2. The sagger loading device according to claim 1, characterized in that, The bottom dimension of the discharge cone (231) is larger than the bottom dimension of the discharge pipe (230) so that it can be driven by the drive member (232) to block the outlet of the discharge pipe (230).
3. The sagger filling device according to claim 1, characterized in that, The discharge module (200) also includes a storage bin (210), which is located below the discharge position of the lifting module (100) to receive the material conveyed by the lifting module (100). A level gauge (211) is provided in the storage bin (210).
4. A sagger filling device according to claim 3, characterized in that, The discharge module (200) also includes a discharge belt (220), which is located below the storage bin (210). The discharge pipe (230) is located below the discharge belt (220). The discharge belt (220) is configured to transport the material discharged from the storage bin (210) to the discharge pipe (230).
5. A sagger loading device according to claim 1, characterized in that, The lifting module (100) includes a lifting machine (110) and a hopper (120), the hopper (120) being drivably mounted on the lifting machine (110) to be lifted by the lifting machine (110) to the discharge position.
6. A sagger filling device according to claim 5, characterized in that, The hopper (120) is also equipped with a valve (121), which opens to discharge material when the hopper (120) is lifted to the discharge position.
7. A sagger loading device according to claim 5, characterized in that, The lifting module (100) also includes a discharge port (130), which is disposed on the elevator (110) and faces the discharge module (200) to discharge material to the discharge module (200).

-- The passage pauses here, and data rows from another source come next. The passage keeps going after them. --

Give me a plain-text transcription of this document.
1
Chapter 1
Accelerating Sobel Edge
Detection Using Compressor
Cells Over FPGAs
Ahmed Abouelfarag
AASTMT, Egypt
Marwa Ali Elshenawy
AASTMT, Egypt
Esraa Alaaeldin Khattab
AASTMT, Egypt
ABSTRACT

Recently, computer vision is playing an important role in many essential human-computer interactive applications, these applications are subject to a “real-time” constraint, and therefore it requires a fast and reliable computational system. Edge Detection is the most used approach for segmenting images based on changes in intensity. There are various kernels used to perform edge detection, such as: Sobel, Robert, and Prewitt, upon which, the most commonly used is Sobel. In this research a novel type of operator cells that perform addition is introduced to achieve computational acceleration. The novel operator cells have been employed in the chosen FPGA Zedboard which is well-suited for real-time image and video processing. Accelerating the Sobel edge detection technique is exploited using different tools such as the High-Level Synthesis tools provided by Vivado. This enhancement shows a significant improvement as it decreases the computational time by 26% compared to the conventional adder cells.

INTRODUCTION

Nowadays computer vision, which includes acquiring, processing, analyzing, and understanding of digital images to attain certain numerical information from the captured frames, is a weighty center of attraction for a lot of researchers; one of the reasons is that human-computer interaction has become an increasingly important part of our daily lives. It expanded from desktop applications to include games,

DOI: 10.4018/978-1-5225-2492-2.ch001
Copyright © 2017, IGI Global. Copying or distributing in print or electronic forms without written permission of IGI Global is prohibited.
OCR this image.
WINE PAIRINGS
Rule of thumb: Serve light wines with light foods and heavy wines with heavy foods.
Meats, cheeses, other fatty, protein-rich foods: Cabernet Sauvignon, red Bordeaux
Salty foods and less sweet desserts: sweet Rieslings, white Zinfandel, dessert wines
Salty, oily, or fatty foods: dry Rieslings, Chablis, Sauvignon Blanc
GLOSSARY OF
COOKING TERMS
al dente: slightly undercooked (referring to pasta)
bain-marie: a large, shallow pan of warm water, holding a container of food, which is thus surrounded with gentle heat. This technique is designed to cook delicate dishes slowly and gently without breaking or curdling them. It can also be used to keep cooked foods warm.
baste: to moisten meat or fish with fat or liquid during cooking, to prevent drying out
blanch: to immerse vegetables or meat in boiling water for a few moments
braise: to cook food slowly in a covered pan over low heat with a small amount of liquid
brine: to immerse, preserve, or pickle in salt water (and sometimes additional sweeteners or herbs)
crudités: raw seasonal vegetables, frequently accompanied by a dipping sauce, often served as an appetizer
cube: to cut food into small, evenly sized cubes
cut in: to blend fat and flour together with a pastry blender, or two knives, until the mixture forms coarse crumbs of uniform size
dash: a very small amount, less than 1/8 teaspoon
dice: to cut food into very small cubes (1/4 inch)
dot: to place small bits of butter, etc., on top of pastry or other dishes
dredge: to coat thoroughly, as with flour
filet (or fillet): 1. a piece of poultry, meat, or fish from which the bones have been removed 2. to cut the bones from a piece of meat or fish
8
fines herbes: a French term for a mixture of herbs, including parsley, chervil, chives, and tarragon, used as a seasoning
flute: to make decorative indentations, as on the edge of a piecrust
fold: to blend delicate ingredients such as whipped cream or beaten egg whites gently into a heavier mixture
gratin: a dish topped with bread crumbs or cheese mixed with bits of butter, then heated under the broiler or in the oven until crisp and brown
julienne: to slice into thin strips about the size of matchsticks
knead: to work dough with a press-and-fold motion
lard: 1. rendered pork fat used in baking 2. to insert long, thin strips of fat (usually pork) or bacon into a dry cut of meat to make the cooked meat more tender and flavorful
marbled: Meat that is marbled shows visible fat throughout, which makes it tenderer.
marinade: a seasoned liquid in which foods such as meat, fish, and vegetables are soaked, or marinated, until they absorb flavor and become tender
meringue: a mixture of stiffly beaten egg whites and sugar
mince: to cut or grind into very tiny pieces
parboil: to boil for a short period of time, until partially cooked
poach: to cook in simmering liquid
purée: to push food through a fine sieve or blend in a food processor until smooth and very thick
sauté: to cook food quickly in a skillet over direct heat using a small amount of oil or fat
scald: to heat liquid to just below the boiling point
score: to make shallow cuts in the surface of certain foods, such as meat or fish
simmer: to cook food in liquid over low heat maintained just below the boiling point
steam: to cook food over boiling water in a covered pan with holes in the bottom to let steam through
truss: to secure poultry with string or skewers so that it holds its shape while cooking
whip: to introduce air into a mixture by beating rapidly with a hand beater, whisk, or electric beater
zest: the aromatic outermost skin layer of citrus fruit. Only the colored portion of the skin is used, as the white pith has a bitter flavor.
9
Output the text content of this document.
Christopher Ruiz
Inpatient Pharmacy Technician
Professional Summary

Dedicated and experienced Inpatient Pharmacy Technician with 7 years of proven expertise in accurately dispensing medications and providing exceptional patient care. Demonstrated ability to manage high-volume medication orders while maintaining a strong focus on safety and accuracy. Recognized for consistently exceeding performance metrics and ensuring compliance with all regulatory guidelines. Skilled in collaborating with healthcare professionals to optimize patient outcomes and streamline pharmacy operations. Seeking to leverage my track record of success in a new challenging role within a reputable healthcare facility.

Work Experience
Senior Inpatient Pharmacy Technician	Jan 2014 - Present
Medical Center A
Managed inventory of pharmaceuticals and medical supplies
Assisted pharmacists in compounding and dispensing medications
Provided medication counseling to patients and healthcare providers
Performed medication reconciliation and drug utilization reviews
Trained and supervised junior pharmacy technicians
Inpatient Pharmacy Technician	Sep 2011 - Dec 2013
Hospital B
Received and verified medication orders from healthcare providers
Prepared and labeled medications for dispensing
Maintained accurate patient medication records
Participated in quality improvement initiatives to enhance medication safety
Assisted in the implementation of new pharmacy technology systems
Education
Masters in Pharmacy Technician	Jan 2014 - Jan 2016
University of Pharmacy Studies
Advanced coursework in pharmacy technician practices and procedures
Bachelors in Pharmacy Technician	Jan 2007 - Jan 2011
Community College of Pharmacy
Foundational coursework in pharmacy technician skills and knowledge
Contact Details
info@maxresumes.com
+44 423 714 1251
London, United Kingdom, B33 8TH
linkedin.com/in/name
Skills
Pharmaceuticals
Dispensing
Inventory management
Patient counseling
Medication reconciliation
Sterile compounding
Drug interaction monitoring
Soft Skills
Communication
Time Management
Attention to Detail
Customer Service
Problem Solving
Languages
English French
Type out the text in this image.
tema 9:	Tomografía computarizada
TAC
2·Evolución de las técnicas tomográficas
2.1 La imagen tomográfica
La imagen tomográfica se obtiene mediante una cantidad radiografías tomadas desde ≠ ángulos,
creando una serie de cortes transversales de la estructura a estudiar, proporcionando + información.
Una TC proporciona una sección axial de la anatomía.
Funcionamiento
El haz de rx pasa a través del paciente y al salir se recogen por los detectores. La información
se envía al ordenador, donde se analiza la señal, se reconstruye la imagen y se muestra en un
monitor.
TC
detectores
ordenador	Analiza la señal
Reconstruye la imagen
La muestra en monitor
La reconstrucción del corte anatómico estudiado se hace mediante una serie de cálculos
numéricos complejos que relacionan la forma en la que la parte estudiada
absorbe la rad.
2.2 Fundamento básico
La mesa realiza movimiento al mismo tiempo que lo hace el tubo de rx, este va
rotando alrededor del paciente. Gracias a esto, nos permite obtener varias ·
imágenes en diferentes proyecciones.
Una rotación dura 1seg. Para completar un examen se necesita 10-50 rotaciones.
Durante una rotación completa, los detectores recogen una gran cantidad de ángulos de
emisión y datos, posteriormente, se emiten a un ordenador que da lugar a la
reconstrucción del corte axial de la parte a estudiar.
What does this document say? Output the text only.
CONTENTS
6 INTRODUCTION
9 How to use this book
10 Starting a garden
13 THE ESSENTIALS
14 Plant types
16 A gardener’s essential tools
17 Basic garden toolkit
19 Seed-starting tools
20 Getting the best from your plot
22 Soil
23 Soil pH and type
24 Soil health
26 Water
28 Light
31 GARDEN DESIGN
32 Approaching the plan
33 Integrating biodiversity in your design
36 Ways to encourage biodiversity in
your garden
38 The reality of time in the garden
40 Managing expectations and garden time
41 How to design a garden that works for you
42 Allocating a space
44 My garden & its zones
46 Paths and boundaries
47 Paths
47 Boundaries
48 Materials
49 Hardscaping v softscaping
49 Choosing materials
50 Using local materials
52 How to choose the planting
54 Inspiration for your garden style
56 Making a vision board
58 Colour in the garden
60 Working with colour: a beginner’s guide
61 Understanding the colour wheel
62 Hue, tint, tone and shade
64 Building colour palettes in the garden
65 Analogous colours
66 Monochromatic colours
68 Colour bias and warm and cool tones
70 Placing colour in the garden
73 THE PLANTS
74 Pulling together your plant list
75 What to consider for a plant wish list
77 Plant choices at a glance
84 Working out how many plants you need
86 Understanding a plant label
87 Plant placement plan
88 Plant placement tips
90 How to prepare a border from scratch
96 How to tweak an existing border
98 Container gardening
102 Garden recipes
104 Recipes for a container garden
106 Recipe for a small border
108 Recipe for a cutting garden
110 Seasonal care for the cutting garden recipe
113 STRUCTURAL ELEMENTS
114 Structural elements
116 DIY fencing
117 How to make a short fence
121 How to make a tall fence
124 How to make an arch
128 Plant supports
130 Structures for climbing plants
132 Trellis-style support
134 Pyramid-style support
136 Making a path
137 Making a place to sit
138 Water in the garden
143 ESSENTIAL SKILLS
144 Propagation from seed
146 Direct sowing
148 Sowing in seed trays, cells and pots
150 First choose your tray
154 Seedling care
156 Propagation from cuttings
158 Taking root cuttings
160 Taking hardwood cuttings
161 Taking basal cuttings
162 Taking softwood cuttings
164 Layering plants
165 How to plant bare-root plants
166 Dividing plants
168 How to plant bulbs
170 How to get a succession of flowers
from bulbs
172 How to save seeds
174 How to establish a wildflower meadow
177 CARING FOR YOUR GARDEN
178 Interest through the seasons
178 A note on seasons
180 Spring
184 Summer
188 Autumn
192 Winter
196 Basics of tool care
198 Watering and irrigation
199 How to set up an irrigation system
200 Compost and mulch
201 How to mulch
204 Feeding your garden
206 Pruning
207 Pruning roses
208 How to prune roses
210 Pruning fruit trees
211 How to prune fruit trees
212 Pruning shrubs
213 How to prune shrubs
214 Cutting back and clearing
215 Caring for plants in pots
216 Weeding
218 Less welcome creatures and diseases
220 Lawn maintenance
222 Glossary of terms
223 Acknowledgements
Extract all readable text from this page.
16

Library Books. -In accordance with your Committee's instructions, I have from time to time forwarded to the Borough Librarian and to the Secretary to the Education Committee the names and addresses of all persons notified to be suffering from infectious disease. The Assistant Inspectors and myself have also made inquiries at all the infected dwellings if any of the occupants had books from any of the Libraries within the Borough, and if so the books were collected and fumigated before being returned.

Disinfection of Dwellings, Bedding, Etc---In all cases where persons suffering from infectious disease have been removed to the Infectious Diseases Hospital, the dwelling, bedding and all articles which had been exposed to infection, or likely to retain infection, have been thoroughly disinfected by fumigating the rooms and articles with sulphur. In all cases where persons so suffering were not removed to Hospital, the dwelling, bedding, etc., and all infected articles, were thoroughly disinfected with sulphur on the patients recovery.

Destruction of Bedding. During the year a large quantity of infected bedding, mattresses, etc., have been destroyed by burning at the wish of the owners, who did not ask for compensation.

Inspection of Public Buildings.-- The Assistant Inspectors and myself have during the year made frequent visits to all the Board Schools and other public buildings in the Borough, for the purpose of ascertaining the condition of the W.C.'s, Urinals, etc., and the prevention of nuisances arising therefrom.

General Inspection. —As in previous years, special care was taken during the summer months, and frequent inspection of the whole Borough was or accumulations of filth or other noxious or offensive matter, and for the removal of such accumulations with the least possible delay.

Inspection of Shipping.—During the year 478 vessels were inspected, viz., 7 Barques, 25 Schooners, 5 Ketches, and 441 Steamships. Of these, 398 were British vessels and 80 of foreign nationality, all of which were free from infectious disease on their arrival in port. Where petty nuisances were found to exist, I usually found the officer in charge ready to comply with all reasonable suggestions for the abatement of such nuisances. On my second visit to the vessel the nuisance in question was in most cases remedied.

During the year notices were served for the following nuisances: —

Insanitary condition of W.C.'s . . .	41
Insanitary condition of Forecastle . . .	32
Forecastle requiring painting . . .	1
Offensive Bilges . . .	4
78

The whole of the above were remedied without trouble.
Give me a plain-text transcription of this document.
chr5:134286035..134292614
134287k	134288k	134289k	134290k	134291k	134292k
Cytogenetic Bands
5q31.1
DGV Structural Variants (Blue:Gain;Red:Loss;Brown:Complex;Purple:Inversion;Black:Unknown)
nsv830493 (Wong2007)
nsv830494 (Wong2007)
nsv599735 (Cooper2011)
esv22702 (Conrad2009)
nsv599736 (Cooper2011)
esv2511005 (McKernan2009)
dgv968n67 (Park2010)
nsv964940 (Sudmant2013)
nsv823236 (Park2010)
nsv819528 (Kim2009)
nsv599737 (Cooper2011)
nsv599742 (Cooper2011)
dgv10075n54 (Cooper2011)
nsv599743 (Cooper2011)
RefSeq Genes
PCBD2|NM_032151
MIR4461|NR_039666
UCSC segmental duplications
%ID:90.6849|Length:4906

8. A sagger loading device according to claim 1, characterized in that, The parts of the lifting module (100) and the discharge module (200) that come into contact with the material are made of soft material.
9. A sagger filling device according to claim 1, characterized in that, The conveying module (300) also includes a conveyor belt (320), on which a plurality of the saggars (310) are placed to receive and convey the discharge from the discharge module (200).
10. A method for filling a sagger, characterized in that, The sagger loading method uses the sagger loading device as described in any one of claims 1-9, and the steps of the sagger loading method include: S1: Load the material to be filled into the lifting module (100); S2: The lifting module (100) lifts the material to be filled and transfers it to the discharge module (200); S3: Use the drive unit (232) to drive the discharge cone (231) to move downward to open the outlet of the discharge pipe (230) and discharge the material; S4: Material is fed into the sagger (310) in the conveying module (300). When the feeding is completed, the drive unit (232) drives the discharge cone (231) to move upward to completely block the outlet of the discharge pipe (230) to stop feeding.